To simulate teleoperated surgery, the mini-RCM was connected to a Phantom Omni device, which responded to the movements of a user's hand while controlling a pen-like tool. During an evaluation of the device, researchers traced a tiny square while looking through a microscope — tracing it by hand, or tracing it using the mini-RCM. According to their findings, the mini-RCM tests improved user accuracy and reduced error by 68% compared to manual attempts.

Researchers then developed a simulation of a retinal vein cannulation wherein surgeons insert a needle through the eye to inject therapeutics into the eyeball’s veins. During testing, the team punctured a silicone tube roughly the size of a retinal vein (which is around twice the thickness of a strand of human hair), with a needle attached to the mini-RCM without damaging the model.

Dental implant surgery

Researchers from Florida-based Neocis Inc have developed a robotically assisted dental surgical system.

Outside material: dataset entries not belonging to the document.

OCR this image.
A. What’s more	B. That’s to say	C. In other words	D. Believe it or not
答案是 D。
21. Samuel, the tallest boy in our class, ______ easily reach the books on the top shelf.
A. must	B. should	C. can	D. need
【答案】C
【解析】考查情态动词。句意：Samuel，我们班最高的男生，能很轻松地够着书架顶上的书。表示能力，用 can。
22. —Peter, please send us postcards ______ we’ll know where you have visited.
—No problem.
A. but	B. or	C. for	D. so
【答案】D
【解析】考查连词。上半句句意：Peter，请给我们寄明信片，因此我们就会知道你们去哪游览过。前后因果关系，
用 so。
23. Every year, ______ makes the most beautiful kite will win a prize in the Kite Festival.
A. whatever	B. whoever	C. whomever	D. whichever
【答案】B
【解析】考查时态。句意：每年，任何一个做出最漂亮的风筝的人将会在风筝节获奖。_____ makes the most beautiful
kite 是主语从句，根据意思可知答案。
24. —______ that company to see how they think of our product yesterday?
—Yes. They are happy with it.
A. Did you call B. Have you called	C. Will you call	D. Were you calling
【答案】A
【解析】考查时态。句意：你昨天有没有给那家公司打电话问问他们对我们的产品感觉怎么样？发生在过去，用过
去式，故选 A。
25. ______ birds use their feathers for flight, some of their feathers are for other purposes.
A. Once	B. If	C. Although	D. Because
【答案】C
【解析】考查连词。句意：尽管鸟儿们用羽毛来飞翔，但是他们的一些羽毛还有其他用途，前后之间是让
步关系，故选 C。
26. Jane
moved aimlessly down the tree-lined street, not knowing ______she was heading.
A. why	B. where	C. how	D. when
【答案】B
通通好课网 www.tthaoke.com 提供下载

The Yomi is a computerized navigational system that assists with both the planning and the surgical phases of dental implantation surgery. According to its developers, the Yomi software is guided by patient CT scans and the system controls the direction of the surgical drill via haptic robotic technology that serves to hold the drill in position, orientation and depth.

Robotic surgical thread

MIT engineers have developed robotic thread (in black) that can be steered magnetically and is small enough to work through narrow spaces such as the vasculature of the human brain. The researchers envision the technology may be used in the future to clear blockages in patients with stroke and aneurysms. Source: MITMIT engineers have developed robotic thread (in black) that can be steered magnetically and is small enough to work through narrow spaces such as the vasculature of the human brain. The researchers envision the technology may be used in the future to clear blockages in patients with stroke and aneurysms. Source: MIT

Engineers at the Massachusetts Institute of Technology (MIT) have created a thread-like, magnetically steerable robot that navigates through narrow, winding environments like the brain.

The team developed a magnetically steerable, hydrogel-coated robotic thread composed of nickel-titanium alloy (nitinol) that is thin enough to magnetically navigate through a silicone replica of the brain. Using a large magnet, the team steered the thread through various circuitous pathways detailed in the silicone replica of the brain’s blood vessels, encountering clots and aneurysms modeled after those found in the CT scans of actual patients. The silicone vessel also contained a blood-like liquid to mimic real-life conditions within brain blood vessels.

Eventually, the team of engineers hopes to pair the robotic thread with common endovascular technologies to enable surgeons to remotely steer the robot through a patient’s brain vessels for the purpose of rapidly treating blockages or lesions similar to those that occur along with strokes and aneurysms.

The team believes the robotic thread could potentially improve endovascular procedures and reduce surgeons' exposure to the associated radiation by enabling the surgeon to operate the magnet and thus the thread remotely.